Thursday, April 21, 2011

The Not-So-Final 'Final Judgment'

Craig Carter has a helpful post on what he thinks is the real problem of universalism. He writes:
I propose the thesis that the main theological problem with popular ideas of universalism is that they ultimately make our relationship to Christ something less than the most important issue we face in life...Is living a comparatively good life - for your day and age and society - and maybe a bit of moral heroism sprinkled in here and there enough for salvation? What happened to Rom. 1-3? What happened to "All have sinned and come short of the glory of God?" (Romans 3:23) Why did Jesus bother to come and die anyway? 
Usually, when this problem becomes apparent to would-be universalists who don't want to lose their Evangelical audiences completely, the next step is to begin speculating on the possibility of hell being eventually emptied by the love of God drawing everyone to Himself. 
What this does is to make life basically unserious: "Eat, drink and be merry for tomorrow we don't exactly die, we just move on to a stage in which it will make a lot more sense to be religious than it does in this life."  
What universalism does for this life is a big problem but I think it is not the big problem. The big problem is what it does to the final judgment. So for example here is the document Mars Hill released to defend Rob Bell. They write:
What does Love Wins say about judgment?
In the book, it is stated that we experience judgment now for choices we make and there will be the final judgment to come. God cannot tolerate sin and injustice and will judge acts of injustice decisively. Rob addresses God’s judgment in Love Wins several times [See pages 37-39, 49-50, 89-90.] In Love Wins judgment is also viewed as self-induced. When we continue to reject the way of Jesus we choose hell, bringing judgment on ourselves. [underline mine]

But a paragraph earlier they wrote:
What does Love Wins say about heaven and hell? 
Love Wins recognizes heaven and hell to be realities all around us.

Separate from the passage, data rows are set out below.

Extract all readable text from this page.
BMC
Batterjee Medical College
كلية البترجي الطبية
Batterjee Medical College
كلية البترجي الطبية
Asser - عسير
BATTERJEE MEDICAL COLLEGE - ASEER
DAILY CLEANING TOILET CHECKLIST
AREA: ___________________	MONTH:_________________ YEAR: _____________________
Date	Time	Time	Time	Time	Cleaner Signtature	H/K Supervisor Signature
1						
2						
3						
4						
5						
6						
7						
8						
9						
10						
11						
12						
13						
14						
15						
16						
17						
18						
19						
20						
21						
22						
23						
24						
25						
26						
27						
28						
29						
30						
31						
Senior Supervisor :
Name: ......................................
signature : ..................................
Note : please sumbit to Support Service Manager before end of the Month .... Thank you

We see hell everyday through the atrocities of war, famine, human trafficking, broken relationships, and abuse. We also see heaven all around us through acts of love, kindness, and compassion.
There is also the reality of heaven and hell in the future. Our ultimate future hope is a restored creation under Christ where God will dwell with us forever on a restored heaven and earth [Rev 21-22]. There are many who accept the invitation of the life of heaven and many who reject the invitation. Those who reject the invitation experience a purifying “fire” of judgment in hell, yet there is hope. We live in the hope that the redemptive work of Christ is beyond what we can ask or imagine. Love Wins helps us have a biblical imagination that leaves room for the hope of the redemption of all while recognizing humanities free will to continue to reject God.

So, we have final judgment but it really isn't all that final. Rob Bell tells us that because heaven has no gates people can come in from hell when they want. Gregory MacDonald writes, "The universalist would see the lake of fire as deserved and terrible but as educative, being aimed at producing a realization of one's sins and thus repentance" (The Evangelical Universalist, p.121). Thomas Talbott writes, "On the other hand, for those who refuse to step into his ordained system of repentance, forgiveness, and personal sacrifice, he [God] has an alternative strategy: In their estrangement from God, they will experience his love as a consuming fire; that is, as wrath, as punishment, and, in the the end, as a means of correction. So in that sense, they will literally pay for their sin; and God will never--not in this age and not in the age to come--forgive (or set aside) the final payment they owe, which is voluntarily to step inside the ordained system of repentance, forgiveness, and personal sacrifice" (The Inescapable Love of God, p.106). But in this scheme even after the final judgment when the person finally chooses he's done "kicking against the goads" as it were, well then out you come.

It is ultimately man who has control over the final verdict. Sure God may give the verdict, but when we say "uncle"--ok then, you're done. The final verdict is not a verdict but an educational experience. While this of course makes this life somewhat trite more than that it demeans the character of what God does in judging in order to set the universe right and establish his universal reign. Instead of letting God be God, man will always get the last say on his terms and when he wants. 

I think the pernicious problem with universalism is that the "Last Judgment" is not really all that final and last. God can, in this scheme, change and redo the judgment whenever he wants. When man decides he's done God will change the verdict and welcome someone back into heaven. It will hardly do to say that the verdict is final with an included condition because meeting the proviso still nulls the actual verdict of "guilty."

So if the judgment isn't really all that final then the resurrection doesn't then really furnish proof that he's fixed a day in which he will judge the world (Acts 17:30-31). I mean he may judge the world on a particular day--but hey, if you want to come along sometime after that and do something for reversing the verdict so be it. In the end the day may be a day, but it isn't all that fixed. Eschatology may be inaugurated but never really gets all that consummated since whenever you want the final verdict reversed just let God know. Then it makes a mockery of the notion that God will be 'justified his his words and prevail when he judges' (Romans 3:5).

While I agree with Craig Carter that universalism makes this life trite as the "day of salvation" that is "now", (and this is no small problem), I think the greater problem is how it universalism robs God of his glory in the final judgement. Just my thought.